Racine s’en serait tiré si sa nouvelle poétique n’avait pas été une critique à l’adresse de Corneille. C’était le grand grief ; il obligeait les fervens du vieux poète à condamner quand même l’insolent. Mme de Sévigné, qui ne pouvait pas toujours s’empêcher, quoique « folle de Corneille, » d’admirer Racine et de le laisser voir, se hâtait de se reprendre quand cela lui arrivait. Elle écrivait à sa fille : « Bajazet est beau, » et ajoutait six lignes plus bas, en personne qui a un reproche à se faire : « Croyez que jamais rien n’approchera (je ne dis pas surpassera) des divins endroits de Corneille. » S’étant ainsi mise en règle avec sa conscience, elle revenait à Bajazet pour avouer qu’elle y avait « pleuré plus de vingt larmes (Lettre du 15 janvier 1672), » mais sa lettre lui laissait une sorte de malaise. Deux mois après, elle atténuait encore son éloge de la pièce nouvelle, à qui elle n’accordait plus que « des choses agréables, » et déclarait que Corneille était d’un autre ordre : « Ma fille, gardons-nous de lui comparer Racine, sentons-en la différence. »

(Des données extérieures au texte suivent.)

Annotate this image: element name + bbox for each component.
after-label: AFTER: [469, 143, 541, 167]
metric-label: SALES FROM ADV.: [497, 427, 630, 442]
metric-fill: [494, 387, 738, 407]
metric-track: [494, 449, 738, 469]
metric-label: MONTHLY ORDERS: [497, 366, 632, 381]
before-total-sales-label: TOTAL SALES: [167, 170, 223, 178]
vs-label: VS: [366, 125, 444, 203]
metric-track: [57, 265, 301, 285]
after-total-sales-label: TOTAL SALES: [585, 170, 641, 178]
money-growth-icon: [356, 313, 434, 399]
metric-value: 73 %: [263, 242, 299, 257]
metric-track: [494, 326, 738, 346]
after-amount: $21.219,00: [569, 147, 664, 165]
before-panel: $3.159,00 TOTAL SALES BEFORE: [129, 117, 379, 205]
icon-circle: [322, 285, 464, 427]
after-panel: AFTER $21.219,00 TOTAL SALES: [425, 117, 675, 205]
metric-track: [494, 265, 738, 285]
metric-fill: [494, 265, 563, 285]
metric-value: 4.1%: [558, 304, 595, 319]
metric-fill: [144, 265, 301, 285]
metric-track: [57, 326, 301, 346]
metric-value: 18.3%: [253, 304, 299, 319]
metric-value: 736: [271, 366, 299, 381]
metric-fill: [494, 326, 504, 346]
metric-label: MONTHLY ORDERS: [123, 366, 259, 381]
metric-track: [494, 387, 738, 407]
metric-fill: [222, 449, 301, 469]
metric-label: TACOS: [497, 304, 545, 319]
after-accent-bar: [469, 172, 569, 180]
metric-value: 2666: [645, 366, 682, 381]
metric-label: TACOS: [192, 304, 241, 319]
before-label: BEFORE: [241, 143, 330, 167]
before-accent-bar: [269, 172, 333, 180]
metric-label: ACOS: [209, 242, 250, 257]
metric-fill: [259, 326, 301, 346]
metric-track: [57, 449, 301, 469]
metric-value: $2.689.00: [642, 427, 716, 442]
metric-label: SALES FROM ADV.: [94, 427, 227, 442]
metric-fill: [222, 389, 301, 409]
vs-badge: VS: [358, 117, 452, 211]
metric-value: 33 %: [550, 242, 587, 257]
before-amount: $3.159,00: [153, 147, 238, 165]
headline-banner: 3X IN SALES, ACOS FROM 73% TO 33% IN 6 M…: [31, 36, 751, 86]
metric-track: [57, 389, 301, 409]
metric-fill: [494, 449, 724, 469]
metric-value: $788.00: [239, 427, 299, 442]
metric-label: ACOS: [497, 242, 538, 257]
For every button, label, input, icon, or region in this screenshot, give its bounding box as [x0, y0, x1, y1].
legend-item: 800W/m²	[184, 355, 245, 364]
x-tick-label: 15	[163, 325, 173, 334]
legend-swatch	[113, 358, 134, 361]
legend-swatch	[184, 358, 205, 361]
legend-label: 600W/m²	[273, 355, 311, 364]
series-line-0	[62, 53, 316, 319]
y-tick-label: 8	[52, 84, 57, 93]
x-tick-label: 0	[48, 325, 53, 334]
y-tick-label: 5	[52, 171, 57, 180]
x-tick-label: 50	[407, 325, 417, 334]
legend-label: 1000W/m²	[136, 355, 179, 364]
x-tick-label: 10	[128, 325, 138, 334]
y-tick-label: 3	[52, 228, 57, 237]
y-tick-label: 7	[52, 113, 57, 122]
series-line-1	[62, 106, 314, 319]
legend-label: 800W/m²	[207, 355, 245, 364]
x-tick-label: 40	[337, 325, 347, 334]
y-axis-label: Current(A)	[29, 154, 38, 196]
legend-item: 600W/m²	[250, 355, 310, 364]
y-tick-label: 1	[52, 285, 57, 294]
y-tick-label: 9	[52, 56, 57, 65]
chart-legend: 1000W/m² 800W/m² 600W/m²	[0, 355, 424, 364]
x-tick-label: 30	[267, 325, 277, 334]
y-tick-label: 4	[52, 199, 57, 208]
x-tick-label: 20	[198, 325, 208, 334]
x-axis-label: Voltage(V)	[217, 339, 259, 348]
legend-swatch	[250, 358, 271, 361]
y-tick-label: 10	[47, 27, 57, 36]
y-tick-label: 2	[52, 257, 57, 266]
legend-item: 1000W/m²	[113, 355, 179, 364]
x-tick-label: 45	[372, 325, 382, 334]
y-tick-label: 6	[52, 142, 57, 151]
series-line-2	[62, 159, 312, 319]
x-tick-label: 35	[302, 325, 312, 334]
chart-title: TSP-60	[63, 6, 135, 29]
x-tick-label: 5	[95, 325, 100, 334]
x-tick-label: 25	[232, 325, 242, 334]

La génération de Mademoiselle, presque tout entière, se montrait aussi jalouse que Mme de Sévigné de la gloire de Corneille. A l’admiration inspirée par son génie s’ajoutait la tendresse reconnaissante que nous gardons aux œuvres où survit l’idéal de notre jeunesse. C’est nous que nous aimons en elles,

  1. La critique est de Boursault.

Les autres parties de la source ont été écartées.